We will import the helper functions from our `src` module to calculate accuracy and print samples.

In [None]:
import sys
import pandas as pd
from pathlib import Path

# Add the src directory to the Python path to import our modules
sys.path.append('../src')

from llm_math_eval.evaluation import get_accuracy, print_sample_responses

In [None]:
OUTPUT_DIR = Path('../outputs')
all_results = []

# Define all expected result files
result_files = {
    'Direct Prompt (v1)': OUTPUT_DIR / 'direct_prompt_v1.json',
    'Direct Prompt (v2)': OUTPUT_DIR / 'direct_prompt_v2.json',
    'Zero-Shot CoT (v1)': OUTPUT_DIR / 'zero_shot_v1.json',
    'Zero-Shot CoT (v2)': OUTPUT_DIR / 'zero_shot_v2.json',
    'Few-Shot (2-shot)': OUTPUT_DIR / 'few_shot_2.json',
    'Few-Shot (4-shot)': OUTPUT_DIR / 'few_shot_4.json',
    'Few-Shot (8-shot)': OUTPUT_DIR / 'few_shot_8.json',
    'Wrong-Shot (2-shot)': OUTPUT_DIR / 'wrong_shot_2.json',
    'Wrong-Shot (4-shot)': OUTPUT_DIR / 'wrong_shot_4.json',
    'Wrong-Shot (8-shot)': OUTPUT_DIR / 'wrong_shot_8.json',
    'Self-Consistency (K=3)': OUTPUT_DIR / 'self_consistency_3.json',
    'Self-Consistency (K=4)': OUTPUT_DIR / 'self_consistency_4.json',
    'Self-Consistency (K=5)': OUTPUT_DIR / 'self_consistency_5.json',
    'Verbalized Conf. (K=3)': OUTPUT_DIR / 'verbalized_confidence_3.json',
    'Verbalized Conf. (K=4)': OUTPUT_DIR / 'verbalized_confidence_4.json',
    'Verdbalized Conf. (K=5)': OUTPUT_DIR / 'verbalized_confidence_5.json',
    'Subquestion Decomp.': OUTPUT_DIR / 'subquestion.json',
}

print("--- Accuracy Results ---")
for name, path in result_files.items():
    if path.exists():
        acc = get_accuracy(path)
        all_results.append({'Method': name, 'Accuracy': acc})
    else:
        print(f"File not found, skipping: {path}")
        all_results.append({'Method': name, 'Accuracy': None})

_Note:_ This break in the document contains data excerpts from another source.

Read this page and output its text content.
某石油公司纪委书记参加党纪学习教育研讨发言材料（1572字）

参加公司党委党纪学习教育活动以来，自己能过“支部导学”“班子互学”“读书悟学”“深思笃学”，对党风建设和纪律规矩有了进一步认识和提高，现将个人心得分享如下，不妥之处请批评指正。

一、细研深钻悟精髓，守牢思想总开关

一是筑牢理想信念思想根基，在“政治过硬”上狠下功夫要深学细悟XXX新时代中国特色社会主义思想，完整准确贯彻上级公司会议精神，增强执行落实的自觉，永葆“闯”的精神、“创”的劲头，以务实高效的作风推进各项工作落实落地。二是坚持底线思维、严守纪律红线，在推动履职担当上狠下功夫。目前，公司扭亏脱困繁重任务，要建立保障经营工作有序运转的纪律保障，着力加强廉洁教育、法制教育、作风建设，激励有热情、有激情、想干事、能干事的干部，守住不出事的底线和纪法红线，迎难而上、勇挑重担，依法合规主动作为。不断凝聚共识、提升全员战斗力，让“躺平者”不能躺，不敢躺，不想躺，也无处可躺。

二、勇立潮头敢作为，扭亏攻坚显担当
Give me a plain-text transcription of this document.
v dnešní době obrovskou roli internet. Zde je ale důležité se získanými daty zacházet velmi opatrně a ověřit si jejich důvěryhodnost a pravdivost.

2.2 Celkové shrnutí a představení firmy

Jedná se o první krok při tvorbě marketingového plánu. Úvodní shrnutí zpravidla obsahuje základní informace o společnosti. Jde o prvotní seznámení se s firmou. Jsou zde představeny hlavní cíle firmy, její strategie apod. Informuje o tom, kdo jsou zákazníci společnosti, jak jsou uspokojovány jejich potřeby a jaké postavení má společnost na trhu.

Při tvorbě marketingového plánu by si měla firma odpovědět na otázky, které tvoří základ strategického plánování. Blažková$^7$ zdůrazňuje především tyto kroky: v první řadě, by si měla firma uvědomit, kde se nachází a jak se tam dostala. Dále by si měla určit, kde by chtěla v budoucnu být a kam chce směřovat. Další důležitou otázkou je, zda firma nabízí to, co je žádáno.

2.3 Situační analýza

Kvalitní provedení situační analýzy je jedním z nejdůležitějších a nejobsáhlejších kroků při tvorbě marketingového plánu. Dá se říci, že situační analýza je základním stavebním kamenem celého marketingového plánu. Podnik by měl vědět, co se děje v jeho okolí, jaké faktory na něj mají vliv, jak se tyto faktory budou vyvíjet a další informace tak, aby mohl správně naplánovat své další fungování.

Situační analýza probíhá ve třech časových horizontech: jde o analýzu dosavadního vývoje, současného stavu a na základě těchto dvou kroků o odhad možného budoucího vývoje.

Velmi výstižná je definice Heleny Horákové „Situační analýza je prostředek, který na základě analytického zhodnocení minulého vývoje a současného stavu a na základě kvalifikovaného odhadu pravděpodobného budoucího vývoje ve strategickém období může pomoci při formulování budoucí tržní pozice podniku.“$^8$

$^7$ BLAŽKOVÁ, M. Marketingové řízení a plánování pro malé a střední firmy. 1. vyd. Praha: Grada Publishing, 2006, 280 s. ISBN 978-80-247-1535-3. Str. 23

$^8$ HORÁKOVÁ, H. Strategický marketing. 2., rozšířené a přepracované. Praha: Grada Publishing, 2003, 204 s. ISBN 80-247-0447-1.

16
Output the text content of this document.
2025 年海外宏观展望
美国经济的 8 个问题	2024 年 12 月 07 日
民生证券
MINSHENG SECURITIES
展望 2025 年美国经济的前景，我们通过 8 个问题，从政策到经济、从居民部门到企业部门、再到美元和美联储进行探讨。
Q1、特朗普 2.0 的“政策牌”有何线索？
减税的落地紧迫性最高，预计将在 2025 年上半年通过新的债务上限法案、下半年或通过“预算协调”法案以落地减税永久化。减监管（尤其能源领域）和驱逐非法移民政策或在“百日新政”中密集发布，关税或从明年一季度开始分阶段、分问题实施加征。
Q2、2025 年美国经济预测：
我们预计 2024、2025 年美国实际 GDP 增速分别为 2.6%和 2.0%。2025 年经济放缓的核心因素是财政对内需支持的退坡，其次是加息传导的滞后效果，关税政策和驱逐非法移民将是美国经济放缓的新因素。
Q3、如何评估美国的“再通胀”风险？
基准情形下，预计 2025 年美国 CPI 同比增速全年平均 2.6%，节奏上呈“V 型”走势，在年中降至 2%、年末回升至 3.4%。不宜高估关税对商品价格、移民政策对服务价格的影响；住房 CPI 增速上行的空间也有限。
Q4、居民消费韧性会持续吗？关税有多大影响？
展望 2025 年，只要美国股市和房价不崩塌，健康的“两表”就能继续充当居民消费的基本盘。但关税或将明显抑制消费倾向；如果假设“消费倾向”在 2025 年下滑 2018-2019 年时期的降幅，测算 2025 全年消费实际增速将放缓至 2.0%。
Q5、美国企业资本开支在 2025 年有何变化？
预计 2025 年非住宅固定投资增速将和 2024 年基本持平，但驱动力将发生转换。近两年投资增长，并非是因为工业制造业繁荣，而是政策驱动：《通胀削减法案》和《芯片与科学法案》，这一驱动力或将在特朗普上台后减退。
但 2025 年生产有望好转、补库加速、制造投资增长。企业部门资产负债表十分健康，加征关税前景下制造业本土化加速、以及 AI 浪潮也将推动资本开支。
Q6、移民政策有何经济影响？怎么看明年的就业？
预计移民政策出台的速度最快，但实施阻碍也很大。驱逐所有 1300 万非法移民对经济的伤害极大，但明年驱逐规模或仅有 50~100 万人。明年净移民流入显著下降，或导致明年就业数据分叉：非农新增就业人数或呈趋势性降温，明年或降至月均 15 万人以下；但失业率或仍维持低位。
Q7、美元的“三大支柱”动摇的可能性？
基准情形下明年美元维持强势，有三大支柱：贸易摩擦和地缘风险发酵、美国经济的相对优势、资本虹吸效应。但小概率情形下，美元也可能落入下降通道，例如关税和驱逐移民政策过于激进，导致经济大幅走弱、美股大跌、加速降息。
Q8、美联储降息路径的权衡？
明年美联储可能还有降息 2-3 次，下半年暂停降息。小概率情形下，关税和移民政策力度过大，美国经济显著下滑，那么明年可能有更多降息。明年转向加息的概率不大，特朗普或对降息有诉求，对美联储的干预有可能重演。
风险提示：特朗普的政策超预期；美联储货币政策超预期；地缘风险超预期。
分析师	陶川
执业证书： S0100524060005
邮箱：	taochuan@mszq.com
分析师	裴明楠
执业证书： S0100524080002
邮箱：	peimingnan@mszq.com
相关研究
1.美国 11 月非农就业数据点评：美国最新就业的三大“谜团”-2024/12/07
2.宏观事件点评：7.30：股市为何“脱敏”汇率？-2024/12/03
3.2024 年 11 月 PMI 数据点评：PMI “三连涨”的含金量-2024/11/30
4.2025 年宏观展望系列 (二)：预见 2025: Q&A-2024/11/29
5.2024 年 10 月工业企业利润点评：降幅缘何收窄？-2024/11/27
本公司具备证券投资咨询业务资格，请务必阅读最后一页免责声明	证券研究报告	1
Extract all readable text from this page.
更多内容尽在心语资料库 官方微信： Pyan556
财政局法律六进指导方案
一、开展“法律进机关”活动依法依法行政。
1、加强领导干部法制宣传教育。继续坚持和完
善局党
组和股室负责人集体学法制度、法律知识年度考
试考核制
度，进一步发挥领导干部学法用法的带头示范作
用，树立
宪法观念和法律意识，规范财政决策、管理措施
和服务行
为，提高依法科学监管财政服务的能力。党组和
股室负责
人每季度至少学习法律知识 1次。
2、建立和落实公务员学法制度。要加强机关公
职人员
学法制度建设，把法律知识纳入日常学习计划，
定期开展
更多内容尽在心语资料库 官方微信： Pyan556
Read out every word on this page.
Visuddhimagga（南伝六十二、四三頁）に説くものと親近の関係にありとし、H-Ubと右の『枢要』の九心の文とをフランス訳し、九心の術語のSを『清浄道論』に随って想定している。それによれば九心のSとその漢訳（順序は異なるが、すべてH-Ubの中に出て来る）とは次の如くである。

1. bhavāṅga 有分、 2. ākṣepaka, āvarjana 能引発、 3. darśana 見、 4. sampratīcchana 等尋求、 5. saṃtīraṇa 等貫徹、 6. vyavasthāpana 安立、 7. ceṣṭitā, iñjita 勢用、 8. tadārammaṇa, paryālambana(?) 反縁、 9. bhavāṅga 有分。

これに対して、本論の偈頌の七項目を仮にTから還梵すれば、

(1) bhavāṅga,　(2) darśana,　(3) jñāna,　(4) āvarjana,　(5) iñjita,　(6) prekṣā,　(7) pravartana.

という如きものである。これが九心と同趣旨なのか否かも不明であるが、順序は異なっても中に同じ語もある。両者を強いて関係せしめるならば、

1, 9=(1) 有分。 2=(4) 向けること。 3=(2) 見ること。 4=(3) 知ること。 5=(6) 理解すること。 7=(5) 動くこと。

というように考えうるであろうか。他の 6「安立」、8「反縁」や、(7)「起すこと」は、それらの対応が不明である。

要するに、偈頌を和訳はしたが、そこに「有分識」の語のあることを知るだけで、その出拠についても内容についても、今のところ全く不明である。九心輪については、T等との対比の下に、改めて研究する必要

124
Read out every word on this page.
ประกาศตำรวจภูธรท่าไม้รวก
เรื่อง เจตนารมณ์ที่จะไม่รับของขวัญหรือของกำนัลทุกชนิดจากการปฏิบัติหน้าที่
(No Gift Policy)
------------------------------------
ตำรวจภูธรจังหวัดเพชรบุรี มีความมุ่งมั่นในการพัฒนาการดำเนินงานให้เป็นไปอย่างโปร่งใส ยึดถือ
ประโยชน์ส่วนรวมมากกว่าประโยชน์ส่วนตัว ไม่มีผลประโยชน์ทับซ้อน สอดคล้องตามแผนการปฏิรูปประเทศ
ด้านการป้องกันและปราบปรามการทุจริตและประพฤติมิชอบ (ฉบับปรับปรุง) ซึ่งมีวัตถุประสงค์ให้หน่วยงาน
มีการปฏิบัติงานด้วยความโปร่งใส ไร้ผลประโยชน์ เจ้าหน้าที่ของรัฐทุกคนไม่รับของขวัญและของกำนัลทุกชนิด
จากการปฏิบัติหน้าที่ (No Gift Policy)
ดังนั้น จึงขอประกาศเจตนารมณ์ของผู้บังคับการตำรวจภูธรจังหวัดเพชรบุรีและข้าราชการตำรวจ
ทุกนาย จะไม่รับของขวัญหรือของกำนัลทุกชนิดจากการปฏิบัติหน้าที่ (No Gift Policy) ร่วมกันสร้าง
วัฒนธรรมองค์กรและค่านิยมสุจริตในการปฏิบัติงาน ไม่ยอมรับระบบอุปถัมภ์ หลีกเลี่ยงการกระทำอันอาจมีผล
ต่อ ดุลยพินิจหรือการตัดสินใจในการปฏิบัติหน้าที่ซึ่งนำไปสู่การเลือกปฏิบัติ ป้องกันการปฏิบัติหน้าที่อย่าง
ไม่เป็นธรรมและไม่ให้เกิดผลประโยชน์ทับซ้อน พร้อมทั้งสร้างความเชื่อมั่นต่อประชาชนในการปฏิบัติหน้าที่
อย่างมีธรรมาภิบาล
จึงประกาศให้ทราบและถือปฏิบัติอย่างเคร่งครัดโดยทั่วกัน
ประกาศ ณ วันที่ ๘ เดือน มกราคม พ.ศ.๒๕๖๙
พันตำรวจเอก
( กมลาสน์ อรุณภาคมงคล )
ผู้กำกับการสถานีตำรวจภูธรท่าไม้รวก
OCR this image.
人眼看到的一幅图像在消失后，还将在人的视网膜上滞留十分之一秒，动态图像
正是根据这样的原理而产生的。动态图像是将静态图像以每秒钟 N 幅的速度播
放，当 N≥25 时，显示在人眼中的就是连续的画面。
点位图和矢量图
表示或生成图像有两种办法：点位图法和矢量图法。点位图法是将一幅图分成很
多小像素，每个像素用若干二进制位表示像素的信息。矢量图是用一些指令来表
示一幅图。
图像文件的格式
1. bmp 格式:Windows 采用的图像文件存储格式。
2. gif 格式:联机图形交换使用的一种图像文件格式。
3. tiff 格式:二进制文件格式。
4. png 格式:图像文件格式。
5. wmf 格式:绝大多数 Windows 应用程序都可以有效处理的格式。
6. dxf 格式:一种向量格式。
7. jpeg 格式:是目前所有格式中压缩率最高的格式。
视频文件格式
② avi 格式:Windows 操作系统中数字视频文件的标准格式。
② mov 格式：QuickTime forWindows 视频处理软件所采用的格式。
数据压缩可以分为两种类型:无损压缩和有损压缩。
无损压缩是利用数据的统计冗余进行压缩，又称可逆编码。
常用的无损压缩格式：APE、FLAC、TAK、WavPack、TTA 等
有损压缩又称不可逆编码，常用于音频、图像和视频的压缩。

# Display results in a clean table
df_results = pd.DataFrame(all_results)
df_results = df_results.dropna()
df_results['Accuracy'] = pd.to_numeric(df_results['Accuracy'], errors='coerce')
df_results = df_results.sort_values(by='Accuracy', ascending=False).reset_index(drop=True)

display(df_results.style.format({'Accuracy': '{:.2%}'}).hide(axis='index'))

### **Sample Analysis**

Let's look at some samples from the best-performing and worst-performing methods.

In [None]:
# Get the name of the best and worst method from our DataFrame
if not df_results.empty and pd.notna(df_results.iloc[0]['Accuracy']):
    best_method_name = df_results.iloc[0]['Method']
    worst_method_name = df_results.iloc[-1]['Method']

    best_file = result_files[best_method_name]
    worst_file = result_files[worst_method_name]

    print(f"\n\n--- Samples from BEST Method: {best_method_name} ---")
    print_sample_responses(best_file, num_samples=3)

    print(f"\n\n--- Samples from WORST Method: {worst_method_name} ---")
    print_sample_responses(worst_file, num_samples=3)
else:
    print("Could not determine best/worst methods. Please ensure result files exist.")

In [None]:
# You can also inspect any specific file
print("\n\n--- Samples from Zero-Shot CoT (v1) ---")
if (OUTPUT_DIR / 'zero_shot_v1.json').exists():
    print_sample_responses(OUTPUT_DIR / 'zero_shot_v1.json', num_samples=3)
else:
    print("File 'zero_shot_v1.json' not found.")